On Tuesday, I attended an event at Parliament House about type 1 diabetes and new technologies. The aim of the night was to highlight the importance of developing pathways to ensure that new technologies make it onto the Australian market in a timely manner (in the first instance) and, once approved, are available and affordable to as many people as possible.

Unfortunately, you were unable to attend; however, I did spend some time speaking with one of your advisors and shared a little about my experience of using CGM.

This is not new technology. It has been available in Australia for the better part of the last decade. And yet, it is still out of the reach of most people living with diabetes. This needs to change.

Availing this technology to people with type 1 diabetes who want it is well overdue. Please understand, however, there will be a lot of people not interested in using CGM.  But it should be a choice for everyone.

I have worn a CGM on and off for the last eight or so years. There are many reasons I don’t use it all the time. Fortunately for me, I can afford the $5,000 or so it takes each year to use CGM. The reasons I don’t use the technology continually include not feeling like I need the constant data feed, or simply not wanting to use the technology all of the time. Sometimes, I feel it won’t benefit my diabetes management.

Other times, however, I wouldn’t be without it. If my BGLs are more variable than usual (such as when I have an infection or am particularly stressed) or if I am travelling alone, having a CGM provide me with information is very important to me.  It keeps me safe, it improves how confident I feel about my diabetes and it means that I stay as healthy as I possibly can.
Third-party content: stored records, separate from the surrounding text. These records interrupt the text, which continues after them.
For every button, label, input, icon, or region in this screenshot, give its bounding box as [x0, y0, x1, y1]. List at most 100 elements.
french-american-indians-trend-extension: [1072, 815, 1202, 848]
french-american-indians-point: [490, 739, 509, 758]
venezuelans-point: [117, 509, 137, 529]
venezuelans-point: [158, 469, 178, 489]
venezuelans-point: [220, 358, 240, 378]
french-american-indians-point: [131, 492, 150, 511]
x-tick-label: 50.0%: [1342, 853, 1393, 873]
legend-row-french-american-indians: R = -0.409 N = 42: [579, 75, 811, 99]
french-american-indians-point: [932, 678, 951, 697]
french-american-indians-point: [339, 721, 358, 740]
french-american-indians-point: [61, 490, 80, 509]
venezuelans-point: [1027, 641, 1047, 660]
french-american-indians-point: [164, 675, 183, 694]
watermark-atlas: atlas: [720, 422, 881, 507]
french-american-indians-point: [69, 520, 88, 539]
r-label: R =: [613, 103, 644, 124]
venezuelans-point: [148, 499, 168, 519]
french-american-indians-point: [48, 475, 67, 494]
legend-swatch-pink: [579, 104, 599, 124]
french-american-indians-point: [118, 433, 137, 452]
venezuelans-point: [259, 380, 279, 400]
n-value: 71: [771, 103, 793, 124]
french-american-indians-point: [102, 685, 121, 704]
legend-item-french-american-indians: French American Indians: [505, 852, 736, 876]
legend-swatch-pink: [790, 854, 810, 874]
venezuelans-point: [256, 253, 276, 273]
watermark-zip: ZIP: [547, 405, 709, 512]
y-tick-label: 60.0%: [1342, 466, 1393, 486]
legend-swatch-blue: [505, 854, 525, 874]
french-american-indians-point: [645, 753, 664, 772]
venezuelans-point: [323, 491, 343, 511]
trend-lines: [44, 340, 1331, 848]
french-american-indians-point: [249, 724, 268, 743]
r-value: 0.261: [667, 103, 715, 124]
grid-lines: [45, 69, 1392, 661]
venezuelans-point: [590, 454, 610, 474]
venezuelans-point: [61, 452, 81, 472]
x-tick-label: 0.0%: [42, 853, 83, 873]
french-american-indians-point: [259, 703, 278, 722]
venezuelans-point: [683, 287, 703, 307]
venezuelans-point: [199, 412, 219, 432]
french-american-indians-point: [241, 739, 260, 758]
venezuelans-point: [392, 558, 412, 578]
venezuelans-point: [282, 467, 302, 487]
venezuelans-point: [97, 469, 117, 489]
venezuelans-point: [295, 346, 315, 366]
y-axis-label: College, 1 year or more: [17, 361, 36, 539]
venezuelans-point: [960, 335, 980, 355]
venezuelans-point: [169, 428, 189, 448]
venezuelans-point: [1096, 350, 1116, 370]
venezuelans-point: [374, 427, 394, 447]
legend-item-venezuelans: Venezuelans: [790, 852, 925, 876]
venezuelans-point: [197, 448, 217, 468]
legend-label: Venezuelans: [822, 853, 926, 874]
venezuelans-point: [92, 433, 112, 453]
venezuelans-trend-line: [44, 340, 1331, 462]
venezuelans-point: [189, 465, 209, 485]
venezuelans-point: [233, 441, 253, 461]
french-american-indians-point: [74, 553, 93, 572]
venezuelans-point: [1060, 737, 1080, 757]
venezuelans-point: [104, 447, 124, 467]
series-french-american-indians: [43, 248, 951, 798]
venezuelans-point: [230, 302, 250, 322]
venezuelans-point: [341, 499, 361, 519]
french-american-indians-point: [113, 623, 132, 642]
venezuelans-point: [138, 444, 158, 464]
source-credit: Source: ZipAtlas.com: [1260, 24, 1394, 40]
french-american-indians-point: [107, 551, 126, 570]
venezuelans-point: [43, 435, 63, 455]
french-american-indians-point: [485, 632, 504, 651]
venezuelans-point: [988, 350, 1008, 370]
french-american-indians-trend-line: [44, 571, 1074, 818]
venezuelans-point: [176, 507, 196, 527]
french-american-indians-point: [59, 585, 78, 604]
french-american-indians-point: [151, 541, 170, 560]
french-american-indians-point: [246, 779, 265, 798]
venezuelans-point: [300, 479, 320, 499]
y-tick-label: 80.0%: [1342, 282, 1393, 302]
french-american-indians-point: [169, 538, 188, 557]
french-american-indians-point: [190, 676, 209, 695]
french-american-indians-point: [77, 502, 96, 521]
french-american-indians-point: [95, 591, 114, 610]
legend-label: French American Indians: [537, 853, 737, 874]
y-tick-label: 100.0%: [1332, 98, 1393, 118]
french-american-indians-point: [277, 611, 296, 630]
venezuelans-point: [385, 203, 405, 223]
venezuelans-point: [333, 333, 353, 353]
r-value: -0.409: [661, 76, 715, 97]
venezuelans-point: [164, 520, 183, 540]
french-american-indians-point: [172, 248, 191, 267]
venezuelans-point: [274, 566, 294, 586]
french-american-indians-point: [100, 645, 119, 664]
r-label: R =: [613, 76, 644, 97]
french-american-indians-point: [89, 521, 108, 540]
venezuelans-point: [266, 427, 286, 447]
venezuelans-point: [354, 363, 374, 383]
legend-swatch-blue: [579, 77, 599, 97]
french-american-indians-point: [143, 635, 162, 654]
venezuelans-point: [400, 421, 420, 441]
For me, wearing a CGM is not so much about saving my life. It is about living my life the best I possibly can – despite diabetes; it is about being able to identify, react to and remedy impending high or low blood glucose levels; it is about having information that means diabetes impacts far less than it otherwise would.

Minister, we need sensible pathways that ensure diabetes technology is available equitably. But even more so, we need consistent and transparent processes that expedite the release of new and emerging diabetes technologies onto the Australian market.

I am grateful to use CGM alongside my insulin pump. I believe that it has certainly assisted me to live a healthy and productive life. It is not a luxury. It is a necessity in my arsenal of living well with type 1 diabetes – in the same way that insulin, other devices and their consumables, access to healthcare professionals, and support from my friends and family are necessary.

Minister Ley – it is time to make this technology available to any Australian child or adult with type 1 diabetes  who chooses to use it.